The one-factor model, the three-factor model (physical function, psychosocial/psychological function and pain/discomfort) and the second-order hierarchical model (SOHM) were evaluated from confirmatory factor analysis (λ, χ /df, CFI,GFI and RMSEA). The reliability (CR,α) was estimated. Concurrent validity was assessed using the Oral Health Impact Profile (OHIP-14). The invariance of the models was estimated in independent samples. The calculation of an overall score using the factor scores was proposed to obtain the overall weighted scores. These overall weighted scores were compared to the scores estimated as the simple arithmetic mean (overall unweighted scores) using a repeated measures analysis of variance.

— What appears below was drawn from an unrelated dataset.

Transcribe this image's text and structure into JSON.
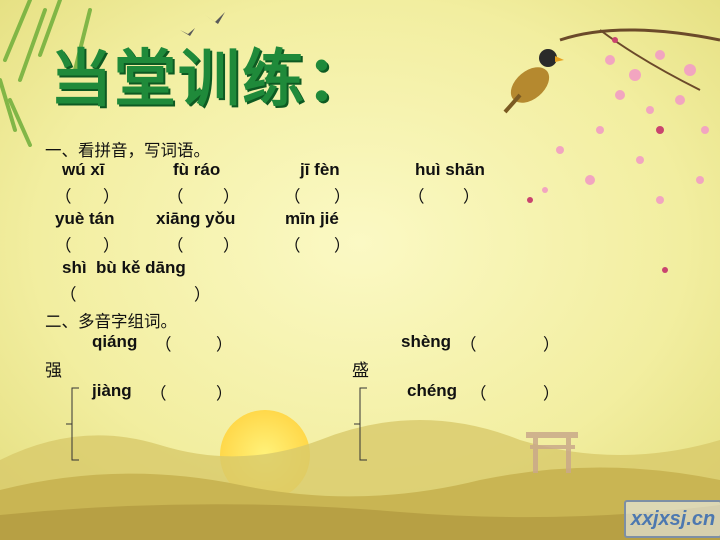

A total of 1000 individuals participated (74.1% female; age: 40.7 (SD=14.3) years). Three items of the GOHAI were excluded (λ<0.40). The one-factor model (λ=0.40-0.77; χ /df=6.291; CFI=0.947; GFI=0.960; RMSEA=0.073) and the three-factor model (λ=0.40-0.78; χ /df=8.321; CFI=0.932; GFI=0.954; RMSEA=0.086) each presented an adequate fit. Reliability was adequate (one-factor: CR=0.83/α=0.83; three-factor: CR=0.53-0.76/α=0.53-0.73), with the exception of the pain/discomfort factor. The GOHAI was invariant in independent samples, and the concurrent validity was adequate. The overall unweighted scores overestimated self-perceptions of oral health when compared with the weighted scores.

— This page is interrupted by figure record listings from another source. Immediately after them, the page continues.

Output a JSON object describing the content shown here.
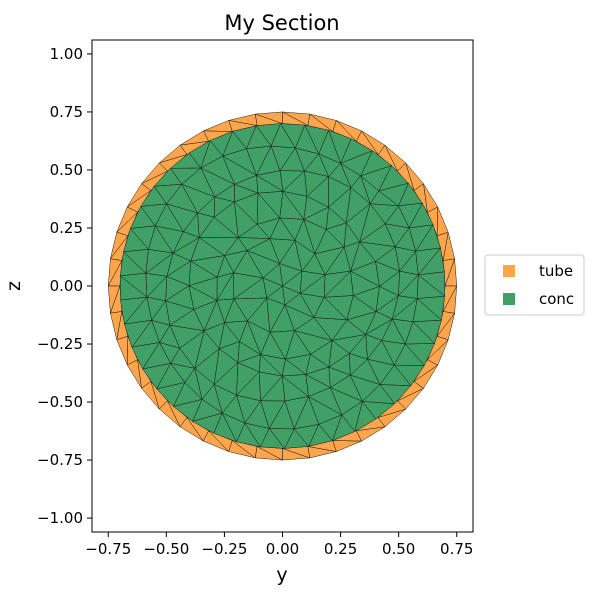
{
  "chart_data": {
    "type": "mesh-section",
    "title": "My Section",
    "xlabel": "y",
    "ylabel": "z",
    "xlim": [
      -0.82,
      0.82
    ],
    "ylim": [
      -1.06,
      1.06
    ],
    "xticks": [
      -0.75,
      -0.5,
      -0.25,
      0.0,
      0.25,
      0.5,
      0.75
    ],
    "xtick_labels": [
      "−0.75",
      "−0.50",
      "−0.25",
      "0.00",
      "0.25",
      "0.50",
      "0.75"
    ],
    "yticks": [
      1.0,
      0.75,
      0.5,
      0.25,
      0.0,
      -0.25,
      -0.5,
      -0.75,
      -1.0
    ],
    "ytick_labels": [
      "1.00",
      "0.75",
      "0.50",
      "0.25",
      "0.00",
      "−0.25",
      "−0.50",
      "−0.75",
      "−1.00"
    ],
    "regions": [
      {
        "name": "tube",
        "shape": "annulus",
        "outer_radius": 0.75,
        "inner_radius": 0.7,
        "color": "#ffa64d"
      },
      {
        "name": "conc",
        "shape": "disk",
        "radius": 0.7,
        "color": "#40a066"
      }
    ],
    "mesh_line_color": "#1a1a1a",
    "legend_position": "right-outside"
  }
}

Both the one-factor and three-factor models of the GOHAI were found to be valid, reliable and invariant for the sample after the exclusion of three items. The use of overall weighted scores is recommended for calculating the score of self-perception of oral health.
验证在寻求牙科护理的成年人中通用口腔健康评估指数(GOHAI)的有效性,并提出一种计算口腔健康自我认知得分的新方法。
尚无研究使用各项目权重来呈现GOHAI得分。
通过验证性因素分析(λ、χ²/df、CFI、GFI和RMSEA)对单因素模型、三因素模型(身体功能、心理社会/心理功能和疼痛/不适)和二阶层次模型(SOHM)进行评估。估计信度(CR、α)。使用口腔健康影响程度量表(OHIP-14)评估同时效度。在独立样本中估计模型的不变性。建议使用因素得分计算总分以获得总体加权分数。使用重复测量方差分析将这些总体加权分数与作为简单算术平均数估计的分数(总体未加权分数)进行比较。
共有1000人参与(女性占74.1%;年龄:40.7(标准差=14.3)岁)。GOHAI的三个项目被排除(λ<0.40)。单因素模型(λ=0.40 - 0.77;χ²/df = 6.291;CFI = 0.947;GFI = 0.960;RMSEA = 0.073)和三因素模型(λ=0.40 - 0.78;χ²/df = 8.321;CFI = 0.932;GFI = 0.954;RMSEA = 0.086)的拟合度均良好。信度足够(单因素:CR = 0.83/α = 0.83;三因素:CR = 0.53 - 0.76/α = 0.53 - 0.73),疼痛/不适因素除外。GOHAI在独立样本中具有不变性,同时效度足够。与加权分数相比,总体未加权分数高估了口腔健康自我认知。
在排除三个项目后,GOHAI的单因素和三因素模型对该样本均有效、可靠且具有不变性。建议使用总体加权分数来计算口腔健康自我认知得分。